# PJ's Square prices after visiting the competition.



## pjsbrent (Nov 4, 2010)

Ok, I was shocked when I went to a few of the stores near by square one and saw the prices. I always thought we were expensive but boy was I wrong. BA's Mississauga and Dragon Aquarium are way out of line so here are a few items that we have that I saw the bigest difference in.

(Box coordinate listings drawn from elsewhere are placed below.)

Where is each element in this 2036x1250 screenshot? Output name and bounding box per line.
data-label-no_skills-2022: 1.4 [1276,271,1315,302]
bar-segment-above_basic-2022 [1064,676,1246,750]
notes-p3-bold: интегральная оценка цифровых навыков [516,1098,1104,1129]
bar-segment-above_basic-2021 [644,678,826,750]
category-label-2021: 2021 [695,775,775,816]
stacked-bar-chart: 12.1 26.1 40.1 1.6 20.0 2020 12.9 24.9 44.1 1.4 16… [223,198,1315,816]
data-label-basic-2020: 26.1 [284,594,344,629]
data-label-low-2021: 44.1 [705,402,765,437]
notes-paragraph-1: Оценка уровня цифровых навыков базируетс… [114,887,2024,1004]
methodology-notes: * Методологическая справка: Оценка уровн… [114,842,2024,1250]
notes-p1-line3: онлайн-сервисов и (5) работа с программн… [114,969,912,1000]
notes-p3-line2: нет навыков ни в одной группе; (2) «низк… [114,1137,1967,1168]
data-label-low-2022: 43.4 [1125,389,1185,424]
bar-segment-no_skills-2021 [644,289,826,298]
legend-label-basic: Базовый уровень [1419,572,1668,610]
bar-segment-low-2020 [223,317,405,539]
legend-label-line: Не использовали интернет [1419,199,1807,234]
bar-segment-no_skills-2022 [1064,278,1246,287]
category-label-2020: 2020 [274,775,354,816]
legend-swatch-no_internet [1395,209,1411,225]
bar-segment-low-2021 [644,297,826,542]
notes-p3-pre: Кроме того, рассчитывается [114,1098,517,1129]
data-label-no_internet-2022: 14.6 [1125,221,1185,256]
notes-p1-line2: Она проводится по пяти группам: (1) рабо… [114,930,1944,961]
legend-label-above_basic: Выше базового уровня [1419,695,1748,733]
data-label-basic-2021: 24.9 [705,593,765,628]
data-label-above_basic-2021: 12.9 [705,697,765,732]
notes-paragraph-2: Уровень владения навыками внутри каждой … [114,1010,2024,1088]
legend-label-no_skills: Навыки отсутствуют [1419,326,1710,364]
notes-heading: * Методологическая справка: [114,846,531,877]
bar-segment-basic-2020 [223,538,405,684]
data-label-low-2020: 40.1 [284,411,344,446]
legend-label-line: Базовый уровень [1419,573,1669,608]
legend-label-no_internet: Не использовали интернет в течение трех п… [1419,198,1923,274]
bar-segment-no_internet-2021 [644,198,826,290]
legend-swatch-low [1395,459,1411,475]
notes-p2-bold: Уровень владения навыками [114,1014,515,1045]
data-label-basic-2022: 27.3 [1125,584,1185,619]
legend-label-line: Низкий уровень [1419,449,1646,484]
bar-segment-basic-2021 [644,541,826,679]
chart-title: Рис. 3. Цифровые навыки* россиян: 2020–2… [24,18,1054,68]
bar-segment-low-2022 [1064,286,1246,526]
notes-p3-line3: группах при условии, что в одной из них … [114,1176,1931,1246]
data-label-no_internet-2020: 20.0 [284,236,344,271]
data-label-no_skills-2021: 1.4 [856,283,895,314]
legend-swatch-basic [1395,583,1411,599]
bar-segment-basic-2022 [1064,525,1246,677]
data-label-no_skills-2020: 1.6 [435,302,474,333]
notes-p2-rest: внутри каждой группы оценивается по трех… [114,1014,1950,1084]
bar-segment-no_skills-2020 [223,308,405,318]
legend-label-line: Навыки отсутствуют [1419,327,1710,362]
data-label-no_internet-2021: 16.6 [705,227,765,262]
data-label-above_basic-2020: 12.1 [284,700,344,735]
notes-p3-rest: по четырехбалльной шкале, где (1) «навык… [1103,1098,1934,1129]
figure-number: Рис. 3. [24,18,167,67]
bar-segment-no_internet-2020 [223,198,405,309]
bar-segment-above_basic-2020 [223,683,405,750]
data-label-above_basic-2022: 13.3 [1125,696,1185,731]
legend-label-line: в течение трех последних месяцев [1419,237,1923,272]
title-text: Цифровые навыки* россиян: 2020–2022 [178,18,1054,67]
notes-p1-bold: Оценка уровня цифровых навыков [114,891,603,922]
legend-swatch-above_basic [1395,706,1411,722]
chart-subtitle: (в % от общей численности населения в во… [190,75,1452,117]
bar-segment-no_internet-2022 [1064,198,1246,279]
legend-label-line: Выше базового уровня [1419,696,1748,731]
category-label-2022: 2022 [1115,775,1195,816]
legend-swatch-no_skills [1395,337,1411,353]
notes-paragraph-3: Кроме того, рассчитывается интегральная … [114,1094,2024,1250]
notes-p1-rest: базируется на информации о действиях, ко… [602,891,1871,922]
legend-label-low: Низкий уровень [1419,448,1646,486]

Black Neons 5 for $5 or 12 for $10
Lemon Tetras 5 for $5 or 12 for $10
Gold Barbs 5 for $5 or 12 for $10
Red eye tetras 5 for $5
Bushy Nose Plecos $2.99
Silver tip tetras 5 for $5 or 12 for $10
white clouds 5 for $5 or 12 for $10
CBS and CRS $4.99 (grades b to S and only $3.99 for people on the site)
Galaxy Rasbora $4.99 (3.99 for people on this site)
Red Sunset Sailfin Molly $5.44
Forktail Rainbows $2.99

I also know that when the Amano shrimp come in they'll be 3 for $5


I'll look at some more when I have the time. Also I'll have the list for the new items by Sunday night.


----------



## Harry Muscle (Mar 21, 2007)

Did you get any more CRS in? Or are the ones in stock still the same as from about a week ago?

Thanks,
Harry


----------



## pjsbrent (Nov 4, 2010)

Harry Muscle said:


> Did you get any more CRS in? Or are the ones in stock still the same as from about a week ago?
> 
> Thanks,
> Harry


I have 100 more coming in on Monday but I don't plan on changing the price no matter what the shipping costs.


----------



## Harry Muscle (Mar 21, 2007)

pjsbrent said:


> I have 100 more coming in on Monday but I don't plan on changing the price no matter what the shipping costs.


Nice.

Btw, somewhat unrelated, but I believe you got in a plant called Green Water Trumpet. It's a crypt of some sorts. Would you be able to check the scientific name of the plant and post it here?

Thanks,
Harry


----------



## pjsbrent (Nov 4, 2010)

Harry Muscle said:


> Nice.
> 
> Btw, somewhat unrelated, but I believe you got in a plant called Green Water Trumpet. It's a crypt of some sorts. Would you be able to check the scientific name of the plant and post it here?
> 
> ...


I'll check it in the morning and let you know.


----------



## pjsbrent (Nov 4, 2010)

Harry Muscle said:


> Nice.
> 
> Btw, somewhat unrelated, but I believe you got in a plant called Green Water Trumpet. It's a crypt of some sorts. Would you be able to check the scientific name of the plant and post it here?
> 
> ...


Cryptocoryne wendii "green"


----------



## brapbrapboom (Sep 2, 2009)

Can we pick out or choose which shrimp to get, to get a higher grade?


----------



## pjsbrent (Nov 4, 2010)

brapbrapboom said:


> Can we pick out or choose which shrimp to get, to get a higher grade?


Of course! It's on a first come first serve basis but I don't mind people being picky.


----------